Checked several emoji sequences, the sequence pattern is
like follows:
1. Use zero width joiner to combine two characters with
any width
2. Ignore the width of variation selector, tag and emoji modifier
for the purposes of finding a run or uniform-width characters.

Comment 38 Peng Wu 2017-05-03 03:05:40 UTC

Updated commit message.

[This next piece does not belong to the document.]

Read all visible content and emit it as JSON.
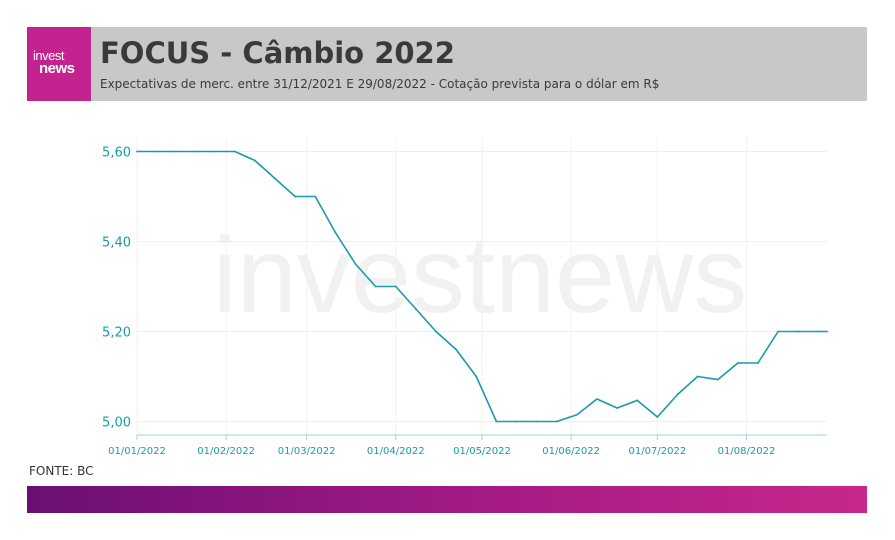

Please review it, thanks!

Comment 39 Peng Wu 2017-05-03 03:09:10 UTC

Created attachment 350921 [details] [review]
some test cases

Comment 40 Peng Wu 2017-05-03 03:11:25 UTC

I tried to write some tests, dunno whether the test case is right.

Comment 41 Peng Wu 2017-05-24 02:51:05 UTC

Test with GraphemeBreakTest.txt of Unicode 9.0,
and tried to fix it in:
https://bugzilla.gnome.org/show_bug.cgi?id=782813

Comment 42 Peng Wu 2017-07-19 03:11:36 UTC

Could you review and merge the code?

Comment 43 Behdad Esfahbod 2017-07-28 14:59:10 UTC

lgtm.

Comment 44 Matthias Clasen 2017-07-29 17:28:53 UTC

Attachment 350920 [details] pushed as 734e442 - pango: Support emoji sequence in Unicode
Attachment 350921 [details] pushed as 77b56b4 - some test cases

Comment 45 Peng Wu 2017-07-31 06:41:11 UTC

Thanks for the review! :)

Maybe we can update test case of GraphemeBreakTest.txt to Unicode 10.0 in bug 782813.